TRAFFIC IN SOULS (1913, directed by George Loane Tucker, 88 minutes, U.S.)
WILD ORANGES (1924, directed by King Vidor, 88 minutes, U.S.)
BY DAN BUSKIRK FILM CRITIC Dr. McElhinney’s year-long survey of silent films continues with a silent double-bill featuring damsels in distress. First up, 1913’s lurid drama Traffic in Souls, in which a desperate woman recruits her policeman boyfriend to investigate her younger sister’s kidnapping by white slavers. Made two years before Birth of the Nation, there is no denying that Traffic is primitive cinema, with its camera staying nailed to the floor in long shots for the most part. It seems natural that the acting would be broader, with the camera still not evolved to an expressive instrument, the burden of conveying the drama falls strongly on the actors shoulders. Despite the stationary camera, the film has story structure down pat: the cast is introduced at the opening, a mid-film action scene raises the stakes and the climactic showdown includes wiretapping (recorded on Edison wax cylinders!) and a final confrontation with the wealthy socialites who bankrolled these crimes. Traffic In Souls is an early effort of Universal Studios, back when the industry was centered in Fort Lee, New Jersey, close to where Thomas Edison perfected the technology.
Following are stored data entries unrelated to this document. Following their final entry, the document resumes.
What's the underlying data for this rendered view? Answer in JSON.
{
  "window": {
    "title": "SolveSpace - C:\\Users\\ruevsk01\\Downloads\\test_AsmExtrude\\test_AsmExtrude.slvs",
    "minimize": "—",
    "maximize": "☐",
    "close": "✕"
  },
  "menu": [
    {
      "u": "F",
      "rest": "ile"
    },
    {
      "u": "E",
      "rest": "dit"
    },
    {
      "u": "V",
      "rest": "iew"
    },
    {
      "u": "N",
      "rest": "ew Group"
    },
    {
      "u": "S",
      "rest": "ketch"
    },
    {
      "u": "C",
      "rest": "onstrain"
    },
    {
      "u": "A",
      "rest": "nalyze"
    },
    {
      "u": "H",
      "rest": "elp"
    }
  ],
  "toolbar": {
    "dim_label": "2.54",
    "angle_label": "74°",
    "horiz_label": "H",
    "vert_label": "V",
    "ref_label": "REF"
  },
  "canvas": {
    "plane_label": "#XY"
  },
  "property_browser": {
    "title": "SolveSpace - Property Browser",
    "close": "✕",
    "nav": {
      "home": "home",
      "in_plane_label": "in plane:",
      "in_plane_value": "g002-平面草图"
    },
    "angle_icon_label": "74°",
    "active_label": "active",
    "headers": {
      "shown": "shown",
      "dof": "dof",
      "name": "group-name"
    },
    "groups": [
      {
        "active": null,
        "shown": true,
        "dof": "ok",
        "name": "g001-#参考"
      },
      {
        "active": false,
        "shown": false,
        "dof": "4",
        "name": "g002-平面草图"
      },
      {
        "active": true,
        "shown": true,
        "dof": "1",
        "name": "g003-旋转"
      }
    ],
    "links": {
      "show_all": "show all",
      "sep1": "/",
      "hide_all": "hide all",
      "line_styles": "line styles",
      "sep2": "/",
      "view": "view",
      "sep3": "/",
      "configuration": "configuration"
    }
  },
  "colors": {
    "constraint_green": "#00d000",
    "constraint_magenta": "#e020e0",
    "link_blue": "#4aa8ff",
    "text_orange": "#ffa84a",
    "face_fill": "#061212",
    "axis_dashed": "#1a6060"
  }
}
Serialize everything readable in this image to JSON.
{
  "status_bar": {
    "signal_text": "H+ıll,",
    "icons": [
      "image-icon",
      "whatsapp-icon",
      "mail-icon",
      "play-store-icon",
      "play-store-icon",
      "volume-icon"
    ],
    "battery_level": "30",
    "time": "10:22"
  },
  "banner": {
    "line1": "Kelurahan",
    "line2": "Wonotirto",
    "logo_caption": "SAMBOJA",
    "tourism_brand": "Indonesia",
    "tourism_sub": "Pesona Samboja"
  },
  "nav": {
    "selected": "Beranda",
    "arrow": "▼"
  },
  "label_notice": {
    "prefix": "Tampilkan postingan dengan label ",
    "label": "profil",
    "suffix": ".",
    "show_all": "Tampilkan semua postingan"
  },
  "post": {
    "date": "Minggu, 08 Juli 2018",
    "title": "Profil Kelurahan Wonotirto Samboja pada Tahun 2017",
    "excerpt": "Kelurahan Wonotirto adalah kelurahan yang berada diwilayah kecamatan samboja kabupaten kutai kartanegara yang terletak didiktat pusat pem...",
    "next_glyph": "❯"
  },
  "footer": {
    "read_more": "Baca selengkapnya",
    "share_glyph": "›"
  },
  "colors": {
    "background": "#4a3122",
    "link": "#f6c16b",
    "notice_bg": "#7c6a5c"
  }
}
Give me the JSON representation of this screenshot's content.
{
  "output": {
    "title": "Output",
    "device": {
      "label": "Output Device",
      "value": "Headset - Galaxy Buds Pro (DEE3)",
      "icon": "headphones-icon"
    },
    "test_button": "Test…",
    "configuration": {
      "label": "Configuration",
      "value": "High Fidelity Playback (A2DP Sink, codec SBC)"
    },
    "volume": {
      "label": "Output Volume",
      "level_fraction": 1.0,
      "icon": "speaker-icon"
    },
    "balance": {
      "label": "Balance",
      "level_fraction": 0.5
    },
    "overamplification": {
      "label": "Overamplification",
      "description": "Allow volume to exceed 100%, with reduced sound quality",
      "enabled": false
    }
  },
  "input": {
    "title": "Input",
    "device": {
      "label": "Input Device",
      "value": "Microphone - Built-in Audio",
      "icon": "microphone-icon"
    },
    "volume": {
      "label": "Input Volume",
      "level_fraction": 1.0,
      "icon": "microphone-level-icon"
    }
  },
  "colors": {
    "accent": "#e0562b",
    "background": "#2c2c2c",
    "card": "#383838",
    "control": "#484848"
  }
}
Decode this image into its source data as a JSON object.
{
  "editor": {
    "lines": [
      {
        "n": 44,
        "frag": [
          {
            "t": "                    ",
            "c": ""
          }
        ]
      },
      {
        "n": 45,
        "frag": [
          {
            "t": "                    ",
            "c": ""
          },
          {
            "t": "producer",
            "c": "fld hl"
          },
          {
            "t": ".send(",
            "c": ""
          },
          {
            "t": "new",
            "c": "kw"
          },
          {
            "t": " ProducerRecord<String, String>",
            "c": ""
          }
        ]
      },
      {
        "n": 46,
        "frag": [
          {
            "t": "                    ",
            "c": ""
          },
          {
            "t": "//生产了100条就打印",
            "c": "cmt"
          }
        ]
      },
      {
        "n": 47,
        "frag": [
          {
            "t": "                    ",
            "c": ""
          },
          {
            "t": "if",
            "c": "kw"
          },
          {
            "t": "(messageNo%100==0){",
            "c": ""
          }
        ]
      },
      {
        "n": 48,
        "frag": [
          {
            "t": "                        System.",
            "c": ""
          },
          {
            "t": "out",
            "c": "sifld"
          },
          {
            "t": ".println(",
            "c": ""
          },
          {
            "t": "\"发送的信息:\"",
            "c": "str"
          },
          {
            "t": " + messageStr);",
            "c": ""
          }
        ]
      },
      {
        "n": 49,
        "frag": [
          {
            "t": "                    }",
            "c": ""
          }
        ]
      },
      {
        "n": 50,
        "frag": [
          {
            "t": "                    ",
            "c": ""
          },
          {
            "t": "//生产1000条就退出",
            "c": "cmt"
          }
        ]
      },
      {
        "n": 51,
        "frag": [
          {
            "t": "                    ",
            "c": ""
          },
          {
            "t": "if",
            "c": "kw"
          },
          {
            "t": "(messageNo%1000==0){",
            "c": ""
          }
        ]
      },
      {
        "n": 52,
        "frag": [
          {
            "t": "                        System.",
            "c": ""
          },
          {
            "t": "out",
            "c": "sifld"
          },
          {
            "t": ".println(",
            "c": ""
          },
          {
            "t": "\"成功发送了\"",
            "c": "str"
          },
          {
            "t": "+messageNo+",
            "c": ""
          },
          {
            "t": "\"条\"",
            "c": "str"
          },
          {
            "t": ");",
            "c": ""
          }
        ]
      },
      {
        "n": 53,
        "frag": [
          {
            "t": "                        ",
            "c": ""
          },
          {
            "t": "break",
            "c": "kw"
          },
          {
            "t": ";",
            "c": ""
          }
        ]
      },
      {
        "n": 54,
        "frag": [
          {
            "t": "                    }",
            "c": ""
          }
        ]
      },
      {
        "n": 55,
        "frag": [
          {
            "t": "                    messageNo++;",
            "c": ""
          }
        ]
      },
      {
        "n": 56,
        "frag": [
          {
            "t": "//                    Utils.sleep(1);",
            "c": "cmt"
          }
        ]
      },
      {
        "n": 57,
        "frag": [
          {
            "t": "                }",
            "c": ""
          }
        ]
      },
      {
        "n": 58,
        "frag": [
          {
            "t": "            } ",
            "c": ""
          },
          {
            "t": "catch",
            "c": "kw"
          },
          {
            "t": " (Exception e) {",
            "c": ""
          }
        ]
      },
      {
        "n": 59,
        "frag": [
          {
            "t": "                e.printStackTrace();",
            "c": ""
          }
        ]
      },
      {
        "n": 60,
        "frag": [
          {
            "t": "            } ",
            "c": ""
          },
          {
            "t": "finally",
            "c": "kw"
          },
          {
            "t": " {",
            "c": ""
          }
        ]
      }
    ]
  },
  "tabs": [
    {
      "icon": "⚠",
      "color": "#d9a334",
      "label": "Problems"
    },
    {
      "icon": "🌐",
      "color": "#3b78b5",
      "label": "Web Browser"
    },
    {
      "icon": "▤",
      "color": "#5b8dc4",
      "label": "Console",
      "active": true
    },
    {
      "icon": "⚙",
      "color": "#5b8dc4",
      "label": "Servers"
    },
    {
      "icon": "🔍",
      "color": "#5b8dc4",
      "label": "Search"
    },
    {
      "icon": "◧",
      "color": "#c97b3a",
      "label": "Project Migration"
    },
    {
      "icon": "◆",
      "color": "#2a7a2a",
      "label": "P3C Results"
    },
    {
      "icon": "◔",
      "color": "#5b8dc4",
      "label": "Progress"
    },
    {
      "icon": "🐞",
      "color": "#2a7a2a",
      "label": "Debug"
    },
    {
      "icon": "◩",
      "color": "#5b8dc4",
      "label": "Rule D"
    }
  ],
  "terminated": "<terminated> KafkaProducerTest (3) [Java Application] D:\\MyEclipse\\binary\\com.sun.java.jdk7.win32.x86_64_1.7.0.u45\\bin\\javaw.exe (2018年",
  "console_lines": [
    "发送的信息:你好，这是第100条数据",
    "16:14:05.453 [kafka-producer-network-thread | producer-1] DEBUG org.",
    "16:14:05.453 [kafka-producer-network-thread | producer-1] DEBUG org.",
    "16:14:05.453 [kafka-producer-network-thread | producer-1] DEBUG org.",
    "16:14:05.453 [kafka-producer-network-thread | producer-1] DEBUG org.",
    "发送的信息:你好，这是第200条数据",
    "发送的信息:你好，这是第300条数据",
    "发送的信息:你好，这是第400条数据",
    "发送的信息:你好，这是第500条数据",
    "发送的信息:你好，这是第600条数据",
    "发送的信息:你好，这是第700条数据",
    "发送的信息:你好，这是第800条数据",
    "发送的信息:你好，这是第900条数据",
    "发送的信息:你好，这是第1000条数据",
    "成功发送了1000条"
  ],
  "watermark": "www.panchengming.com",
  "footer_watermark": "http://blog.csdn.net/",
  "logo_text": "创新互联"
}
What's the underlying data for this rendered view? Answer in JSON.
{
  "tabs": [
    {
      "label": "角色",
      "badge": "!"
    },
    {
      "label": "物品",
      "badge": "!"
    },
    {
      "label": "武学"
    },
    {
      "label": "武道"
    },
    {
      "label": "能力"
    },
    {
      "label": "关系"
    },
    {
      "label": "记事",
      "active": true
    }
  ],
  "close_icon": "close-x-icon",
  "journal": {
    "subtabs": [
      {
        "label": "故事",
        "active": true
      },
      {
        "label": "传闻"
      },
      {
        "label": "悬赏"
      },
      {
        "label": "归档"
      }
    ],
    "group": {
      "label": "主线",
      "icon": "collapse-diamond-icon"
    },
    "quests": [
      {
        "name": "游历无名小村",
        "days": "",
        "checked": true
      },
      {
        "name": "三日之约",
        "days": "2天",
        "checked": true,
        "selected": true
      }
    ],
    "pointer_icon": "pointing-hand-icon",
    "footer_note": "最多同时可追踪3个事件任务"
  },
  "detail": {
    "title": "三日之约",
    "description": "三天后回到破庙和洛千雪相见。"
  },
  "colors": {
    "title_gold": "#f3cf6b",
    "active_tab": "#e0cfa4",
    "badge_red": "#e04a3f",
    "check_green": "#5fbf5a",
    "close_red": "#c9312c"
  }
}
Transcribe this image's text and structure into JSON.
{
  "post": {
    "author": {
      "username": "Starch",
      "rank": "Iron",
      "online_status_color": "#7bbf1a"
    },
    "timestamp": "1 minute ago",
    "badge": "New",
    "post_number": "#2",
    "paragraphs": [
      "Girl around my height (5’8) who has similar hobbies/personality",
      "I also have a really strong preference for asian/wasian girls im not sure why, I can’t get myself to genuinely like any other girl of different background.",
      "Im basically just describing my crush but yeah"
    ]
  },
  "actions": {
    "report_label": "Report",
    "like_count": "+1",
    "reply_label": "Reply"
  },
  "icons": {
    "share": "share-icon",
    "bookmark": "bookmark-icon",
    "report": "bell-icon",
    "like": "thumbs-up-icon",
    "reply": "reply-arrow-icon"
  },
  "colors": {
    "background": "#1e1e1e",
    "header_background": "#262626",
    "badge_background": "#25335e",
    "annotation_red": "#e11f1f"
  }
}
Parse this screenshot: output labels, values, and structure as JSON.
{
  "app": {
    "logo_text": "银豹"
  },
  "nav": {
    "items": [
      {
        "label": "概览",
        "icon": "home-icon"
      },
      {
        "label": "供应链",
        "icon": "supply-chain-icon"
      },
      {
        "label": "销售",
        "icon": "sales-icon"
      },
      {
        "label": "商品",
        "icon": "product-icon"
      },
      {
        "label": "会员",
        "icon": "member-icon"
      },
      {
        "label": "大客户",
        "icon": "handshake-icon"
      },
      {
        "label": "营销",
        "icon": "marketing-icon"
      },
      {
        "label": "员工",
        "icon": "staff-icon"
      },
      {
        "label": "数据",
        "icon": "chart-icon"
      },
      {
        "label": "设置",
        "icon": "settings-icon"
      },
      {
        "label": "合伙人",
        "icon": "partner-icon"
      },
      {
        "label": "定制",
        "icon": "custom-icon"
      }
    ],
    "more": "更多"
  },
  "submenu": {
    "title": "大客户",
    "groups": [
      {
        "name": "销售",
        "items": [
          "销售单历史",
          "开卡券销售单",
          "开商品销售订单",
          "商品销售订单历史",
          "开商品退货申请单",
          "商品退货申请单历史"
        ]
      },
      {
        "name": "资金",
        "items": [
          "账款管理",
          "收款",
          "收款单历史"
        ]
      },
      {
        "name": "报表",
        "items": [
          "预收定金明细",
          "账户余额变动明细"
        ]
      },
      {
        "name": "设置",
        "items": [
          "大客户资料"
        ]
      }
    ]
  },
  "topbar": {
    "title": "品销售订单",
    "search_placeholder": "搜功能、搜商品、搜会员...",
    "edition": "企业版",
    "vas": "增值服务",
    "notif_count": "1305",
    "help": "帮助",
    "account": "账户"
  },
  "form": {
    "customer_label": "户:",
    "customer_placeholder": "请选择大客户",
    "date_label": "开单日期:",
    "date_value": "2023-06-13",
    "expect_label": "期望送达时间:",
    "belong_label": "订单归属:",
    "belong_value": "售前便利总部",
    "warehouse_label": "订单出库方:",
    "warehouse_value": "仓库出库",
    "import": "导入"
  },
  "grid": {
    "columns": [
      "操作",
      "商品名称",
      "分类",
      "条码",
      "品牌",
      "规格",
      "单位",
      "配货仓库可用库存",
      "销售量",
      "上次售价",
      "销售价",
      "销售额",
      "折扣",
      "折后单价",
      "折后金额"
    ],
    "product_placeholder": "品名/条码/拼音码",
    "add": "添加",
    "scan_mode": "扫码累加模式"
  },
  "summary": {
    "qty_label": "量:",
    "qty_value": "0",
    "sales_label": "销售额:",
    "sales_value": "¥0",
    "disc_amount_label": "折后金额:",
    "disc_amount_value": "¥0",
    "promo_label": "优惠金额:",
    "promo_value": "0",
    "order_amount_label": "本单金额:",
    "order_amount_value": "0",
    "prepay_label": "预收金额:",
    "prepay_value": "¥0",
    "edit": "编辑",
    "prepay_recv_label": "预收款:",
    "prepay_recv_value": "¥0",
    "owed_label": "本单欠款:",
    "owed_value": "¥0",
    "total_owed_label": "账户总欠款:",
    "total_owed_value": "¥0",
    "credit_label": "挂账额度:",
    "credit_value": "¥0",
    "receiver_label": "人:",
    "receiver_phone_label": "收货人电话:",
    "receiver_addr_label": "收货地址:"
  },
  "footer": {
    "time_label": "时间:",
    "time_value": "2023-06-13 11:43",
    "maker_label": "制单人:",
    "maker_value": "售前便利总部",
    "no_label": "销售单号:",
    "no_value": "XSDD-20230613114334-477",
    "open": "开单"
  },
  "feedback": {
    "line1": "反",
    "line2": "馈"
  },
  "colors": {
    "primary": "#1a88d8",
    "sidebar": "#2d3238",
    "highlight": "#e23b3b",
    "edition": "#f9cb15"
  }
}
Wild Oranges was made 11 years later but by then cinema had evolved by leaps and bounds. In the hands of directing great King Vidor the camera still moves infrequently but his fluid visual vocabulary of medium, long, and close-up shots would remain the contemporary language of film into at least the 1950s. Wild Oranges follows a tragically widowed man (Frank Mayo) who drowns his sorrow alone at sea. One day the widower docks on the swampy coasts of Georgia where an old man and his beautiful young granddaughter (Virginia Valli) live isolated in a decaying mansion. Interfering with the expected romance is the child-like, swamp-dwelling brute Nicolas (Charles A. Post) who has his own designs for the granddaughter. One gloriously creepy scene has the lovelorn Nicolas forcing the terrified granddaughter to balance on a swampy stump with gators snapping at her feet, all because she won’t give him a little kiss. Murder and madness finally descends on the scenario, with a surprisingly brutal epic brawl closing the show.
King Vidor directed from 1913 until 1980, with the silent classics The Crowd and The Big Parade among his accomplishments, as well as the sexually torrid western Duel in the Sun, the Ayn Rand adaptation The Fountainhead and even the Kansas scenes in The Wizard of Oz (although he was uncredited). Wild Oranges isn’t often mentioned among his classics (the film was missing almost 20 minutes until recently) but it is another fine example of his storytelling, showing passionate common folks drawn into violent conflict by the irresistible lure of love.